Was I living in a way that was good for me?  Or was I just living in auto-pilot? (Sounds like I'm a wannabe Carrie from Sex and the City, but I really don't know. I honestly don't know the answer to those questions, lol.)

I loved my job. I love my family. I love all of the things I worked for.  And I am owning my journey here. So, I hope I don't sound ungrateful at all!  But once I was forced to stop and take care of me, I realized I had never done that before!  And having a baby had only made that worse because that's someone else to take care of, it's a distraction from investing in yourself when you didn't know how to  do it in the first place.

Christmas is passed and it's almost a new year, and I'm going to turn this whole thing around, because that's just the kind of girl that I am :)

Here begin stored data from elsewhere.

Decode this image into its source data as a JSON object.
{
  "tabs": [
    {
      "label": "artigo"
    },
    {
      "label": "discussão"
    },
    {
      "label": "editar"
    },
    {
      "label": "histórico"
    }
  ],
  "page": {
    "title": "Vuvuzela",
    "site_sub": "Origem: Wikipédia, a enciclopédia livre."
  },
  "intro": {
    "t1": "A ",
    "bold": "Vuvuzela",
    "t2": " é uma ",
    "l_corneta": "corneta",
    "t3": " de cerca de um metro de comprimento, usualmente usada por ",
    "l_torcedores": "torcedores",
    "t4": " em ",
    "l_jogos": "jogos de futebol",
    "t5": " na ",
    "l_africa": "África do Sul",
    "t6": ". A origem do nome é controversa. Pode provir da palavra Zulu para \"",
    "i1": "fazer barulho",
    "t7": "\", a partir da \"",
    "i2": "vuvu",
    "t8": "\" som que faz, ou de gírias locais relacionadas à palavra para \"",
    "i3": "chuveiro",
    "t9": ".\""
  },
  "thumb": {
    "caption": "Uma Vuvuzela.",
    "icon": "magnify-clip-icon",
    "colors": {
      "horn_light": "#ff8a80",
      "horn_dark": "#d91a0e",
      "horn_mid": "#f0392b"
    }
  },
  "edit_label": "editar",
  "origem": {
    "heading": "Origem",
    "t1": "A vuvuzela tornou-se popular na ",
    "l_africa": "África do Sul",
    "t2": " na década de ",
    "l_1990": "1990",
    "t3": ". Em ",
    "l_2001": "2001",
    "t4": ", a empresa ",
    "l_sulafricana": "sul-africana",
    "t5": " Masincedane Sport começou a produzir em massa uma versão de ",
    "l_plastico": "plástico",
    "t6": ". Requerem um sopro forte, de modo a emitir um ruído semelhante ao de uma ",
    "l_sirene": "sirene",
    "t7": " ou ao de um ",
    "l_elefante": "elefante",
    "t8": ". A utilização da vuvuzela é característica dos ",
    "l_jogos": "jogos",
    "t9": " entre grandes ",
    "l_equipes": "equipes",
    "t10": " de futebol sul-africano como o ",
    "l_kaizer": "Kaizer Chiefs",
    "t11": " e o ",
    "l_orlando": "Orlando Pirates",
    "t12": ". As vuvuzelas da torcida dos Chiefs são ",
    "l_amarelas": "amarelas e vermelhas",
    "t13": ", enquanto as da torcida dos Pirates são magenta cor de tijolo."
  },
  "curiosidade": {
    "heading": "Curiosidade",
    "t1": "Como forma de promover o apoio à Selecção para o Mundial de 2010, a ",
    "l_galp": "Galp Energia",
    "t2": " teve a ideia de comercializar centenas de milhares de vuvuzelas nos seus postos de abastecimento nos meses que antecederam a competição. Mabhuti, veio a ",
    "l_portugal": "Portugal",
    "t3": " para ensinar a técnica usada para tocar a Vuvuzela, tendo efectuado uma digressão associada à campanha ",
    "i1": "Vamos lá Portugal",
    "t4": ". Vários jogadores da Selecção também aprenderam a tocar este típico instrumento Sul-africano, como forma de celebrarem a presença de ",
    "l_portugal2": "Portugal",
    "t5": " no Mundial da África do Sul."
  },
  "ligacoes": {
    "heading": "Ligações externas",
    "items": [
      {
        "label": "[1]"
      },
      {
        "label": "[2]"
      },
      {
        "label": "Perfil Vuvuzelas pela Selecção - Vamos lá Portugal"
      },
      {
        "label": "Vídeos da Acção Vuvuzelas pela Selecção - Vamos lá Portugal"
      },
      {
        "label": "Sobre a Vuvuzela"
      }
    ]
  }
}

I've been struggling with feeling worthy through life, through being sick, through everything. And I won't say I'm done with it.  But a few things have happened recently that have recently made me stop and consider whether or not I am worthy.

Here's the first reason:

Friends

They seem to be coming out of the woodwork.  With messages and kindness and visits and cards. There's too many to thank - or I'd list you all here.

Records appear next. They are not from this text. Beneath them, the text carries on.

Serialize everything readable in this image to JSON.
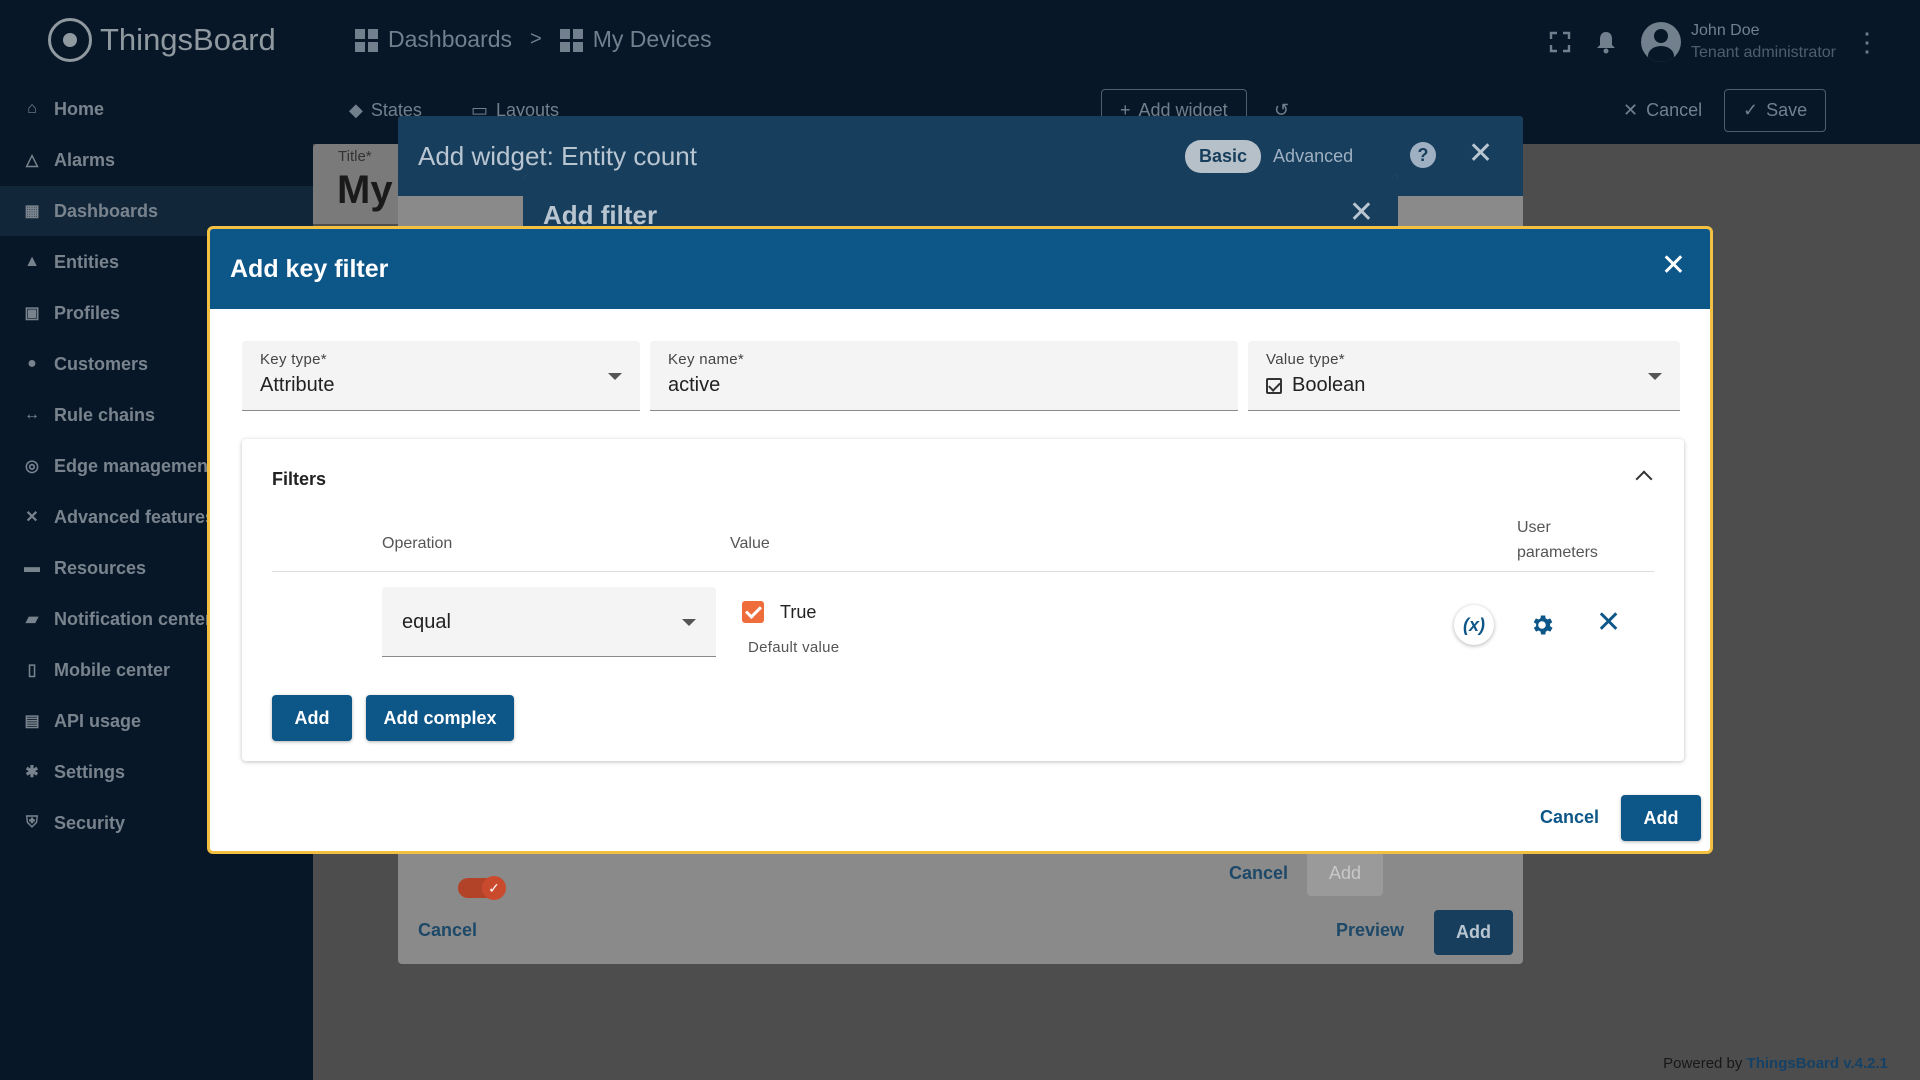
{
  "app": {
    "name": "ThingsBoard"
  },
  "breadcrumb": {
    "item1": "Dashboards",
    "separator": ">",
    "item2": "My Devices"
  },
  "user": {
    "name": "John Doe",
    "role": "Tenant administrator"
  },
  "sidebar": {
    "items": [
      {
        "label": "Home",
        "icon": "home-icon"
      },
      {
        "label": "Alarms",
        "icon": "alarm-icon"
      },
      {
        "label": "Dashboards",
        "icon": "dashboard-icon"
      },
      {
        "label": "Entities",
        "icon": "entities-icon"
      },
      {
        "label": "Profiles",
        "icon": "profiles-icon"
      },
      {
        "label": "Customers",
        "icon": "customers-icon"
      },
      {
        "label": "Rule chains",
        "icon": "rule-chain-icon"
      },
      {
        "label": "Edge management",
        "icon": "edge-icon"
      },
      {
        "label": "Advanced features",
        "icon": "advanced-icon"
      },
      {
        "label": "Resources",
        "icon": "folder-icon"
      },
      {
        "label": "Notification center",
        "icon": "notification-icon"
      },
      {
        "label": "Mobile center",
        "icon": "mobile-icon"
      },
      {
        "label": "API usage",
        "icon": "api-usage-icon"
      },
      {
        "label": "Settings",
        "icon": "gear-icon"
      },
      {
        "label": "Security",
        "icon": "shield-icon"
      }
    ]
  },
  "toolbar": {
    "states": "States",
    "layouts": "Layouts",
    "add_widget": "Add widget",
    "cancel": "Cancel",
    "save": "Save"
  },
  "add_widget_dialog": {
    "title": "Add widget:",
    "subtitle": "Entity count",
    "basic": "Basic",
    "advanced": "Advanced",
    "help": "?",
    "title_field_label": "Title*",
    "title_field_value": "My",
    "cancel": "Cancel",
    "preview": "Preview",
    "add": "Add"
  },
  "add_filter_dialog": {
    "title": "Add filter",
    "cancel": "Cancel",
    "add": "Add"
  },
  "key_filter_dialog": {
    "title": "Add key filter",
    "key_type": {
      "label": "Key type*",
      "value": "Attribute"
    },
    "key_name": {
      "label": "Key name*",
      "value": "active"
    },
    "value_type": {
      "label": "Value type*",
      "value": "Boolean"
    },
    "filters": {
      "title": "Filters",
      "columns": {
        "operation": "Operation",
        "value": "Value",
        "user_params_1": "User",
        "user_params_2": "parameters"
      },
      "row": {
        "operation": "equal",
        "value_label": "True",
        "value_checked": true,
        "hint": "Default value",
        "fx": "(x)"
      },
      "add": "Add",
      "add_complex": "Add complex"
    },
    "cancel": "Cancel",
    "add": "Add"
  },
  "footer": {
    "powered_by": "Powered by",
    "brand_version": "ThingsBoard v.4.2.1"
  },
  "colors": {
    "primary": "#0d5688",
    "accent": "#ef6c3b",
    "highlight_border": "#f3c042",
    "nav_bg": "#0a2036"
  }
}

I feel rich and warm and cared for and lucky.  And I didn't ask for any of it and I didn't do anything to deserve it, they have just offered it.  And that's the other thing, the offers-for help, for rides, for conversations, for parties. There aren't any expectations for returns, no questions about money for gas, no favors asked for in return, no hope for anything in exchange.  Just kindness headed in my direction, for my family, gifts for Brock.  It's a wonderful life and it's mine.

Here's the second reason:

A Random Act of Kindness

Someone dropped a gift off for my family on Christmas Eve.  I don't want to go into too much detail because I don't want to distract from the meaning of the gift. What I will tell you is to read a book, it's a New York Times Best Seller, it's called The Christmas Jar.  The book will give you the explanation if you are really interested. Our family plans to pay the gift forward to another family in the future.

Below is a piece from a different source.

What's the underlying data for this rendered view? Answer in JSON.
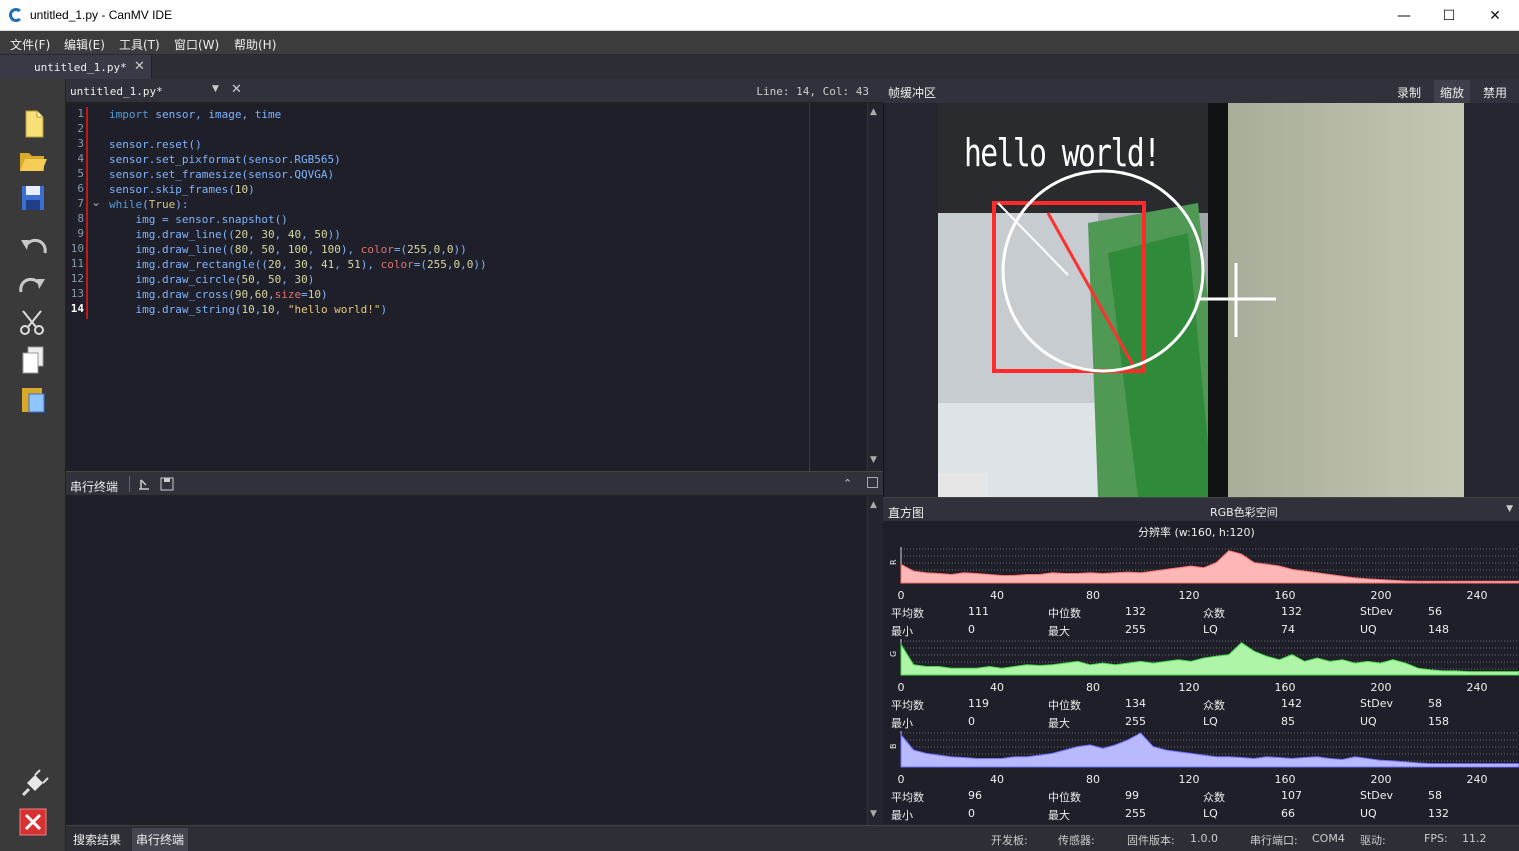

What's important about the gift isn't what's tangible, it's that it was given. To us, for someone to make us feel worthy, cared for and loved.  I ran outside once I saw the gift to instantly return it to the gift giver.  I felt like there had to be someone else more deserving, maybe someone who needed it more, wanted it more, had a situation more serious than mine. And I realized that it would have been a mistake to do that. I think I understand better how important it is to be able to receive love as much as it is to be able to be generous.

I'm so extremely grateful for this lesson. I wish it hadn't taken me this long to understand, (but it could have taken a lot longer.)  I hope I don't forget. I guess I'll have this documented as a reminder of life lessons to turn to when I return back to an ordinarily healthy life so that I can remind myself what life is like when you have so much time to think and sort out so many thoughts and find lessons in the midst of a house in the suburbs with no place to go, a 1 year old, at&t cable, hulu, amazon prime, and some books to read. Until then, I'll keep searching for meaning...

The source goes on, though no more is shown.